Sur les frais du procès et l’exécution provisoire
Sur les dépens
Aux termes de l’article 696 du code de procédure civile, la partie perdante est condamnée aux dépens, à moins que le juge, par décision motivée, n’en mette la totalité ou une fraction à la charge d’une autre partie.
En application de l’article 695, 4° du même code, les honoraires de l’expert judiciaire sont compris dans les dépens.
En l’espèce, les dépens seront mis à la charge de la SAS Engestrami, succombant à l’instance.
Autorisation sera donnée à ceux des avocats en ayant fait la demande et pouvant y prétendre de recouvrer directement ceux des dépens dont ils ont fait l’avance sans avoir reçu provision.
Sur les frais irrépétibles
En application de l’article 700 du code de procédure civile, le tribunal condamne la partie tenue aux dépens ou la partie perdante à payer à l’autre la somme qu’il détermine au titre des frais exposés et non compris dans les dépens.

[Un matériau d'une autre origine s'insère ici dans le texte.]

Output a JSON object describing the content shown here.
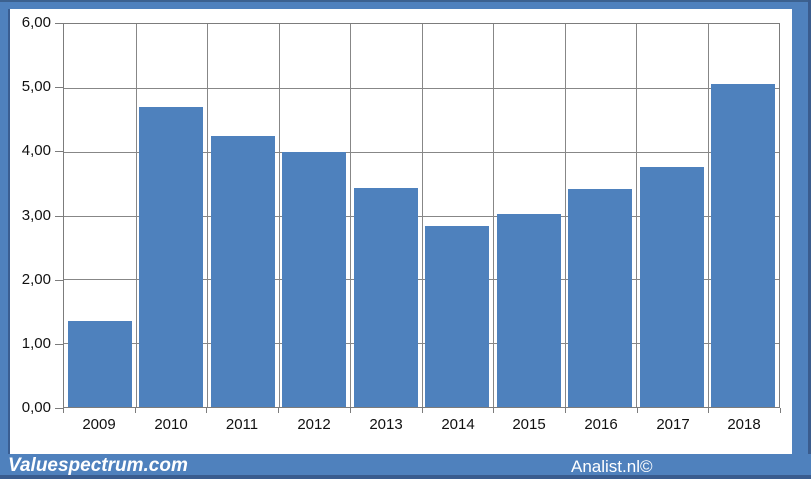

Par principe, le tribunal alloue à ce titre une somme correspondant aux frais réellement engagés dans la mesure où se trouvent établis leur réalité (ce qui suppose la production de notes d’honoraires et de factures détaillées), leur nécessité et le caractère raisonnable de leur taux, ou, en l’absence de justificatif, à partir des données objectives du litige (nombre de parties, durée de la procédure, nombre d’écritures échangées, complexité de l’affaire, incidents de mise en état, mesure d’instruction, etc.).
Par exception et de manière discrétionnaire, le tribunal peut, considération prise de l’équité ou de la situation économique des parties, allouer une somme moindre, voire dire qu’il n’y a lieu à condamnation.
En l’espèce, la SAS Engestrami, condamnée aux dépens, sera condamnée à payer à Mme et M. [P] une somme qu’il est équitable de fixer à 5 000 euros.
Sur l’exécution provisoire
Il convient de rappeler qu’en application de l’article 514 du code de procédure civile, dans sa rédaction issue du décret n°2019-1333 du 11 décembre 2019 applicable aux instances introduites à compter du 1er janvier 2020, les décisions de première instance sont de droit exécutoires à titre provisoire à moins que la loi ou la décision rendue n’en dispose autrement.
PAR CES MOTIFS,
Le tribunal, statuant publiquement par jugement contradictoire et en premier ressort, par mise à disposition au greffe,
DEBOUTE la SAS Engestrami de sa demande d’annulation du rapport d’expertise judiciaire ;
DEBOUTE la SAS Engestrami de sa demande tendant à voir prononcer la réception judiciaire de l’ouvrage au 28 février 2019 ;
DEBOUTE Mme et M. [P] de leur demande tendant à voir prononcer la réception judiciaire de l’ouvrage au 1er mars 2024 ;
PRONONCE la résiliation judiciaire du contrat de construction de maison individuelle au 23 juillet 2019 ;
CONDAMNE Mme et M. [P] à payer à la SAS Engestrami :
— la somme de 67 273,85 euros au titre de la situation des 95% ;
— la somme de 9 610,55 euros au titre de la situation des 5% ;
DEBOUTE la SAS Engestrami de sa demande au titre des intérêts contractuels de retard ;
CONDAMNE la SAS Engestrami à payer à Mme et M. [P] la somme de 96 817,71 euros au titre de la reprise des désordres avec indexation sur l’évolution de l’indice BT01 du coût de la construction entre le 29 septembre 2023 et la date du présent jugement ;
CONDAMNE la SAS Engestrami à payer à Mme et M. [P] la somme de 9 177,12 euros au titre des pénalités de retard ;
DEBOUTE Mme et M. [P] de leur demande en paiement au titre de l’augmentation des travaux de second œuvre du fait du retard de livraison ;
ORDONNE la compensation des créances réciproques ;
MET les dépens à la charge de la SAS Engestrami (en ce compris les honoraires de l’expert judiciaire) ;
CONDAMNE la SAS Engestrami à payer à Mme et M. [P] la somme de 5 000 euros au titre de l’article 700 du code de procédure civile ;
DEBOUTE la SAS Engestrami de sa demande au titre de l’article 700 du code de procédure civile ;
RAPPELLE que le présent jugement est assorti de l’exécution provisoire de droit.
La minute a été signée par Monsieur David BRACQ-ARBUS, Juge, et par Madame Reine TCHICAYA, Greffier.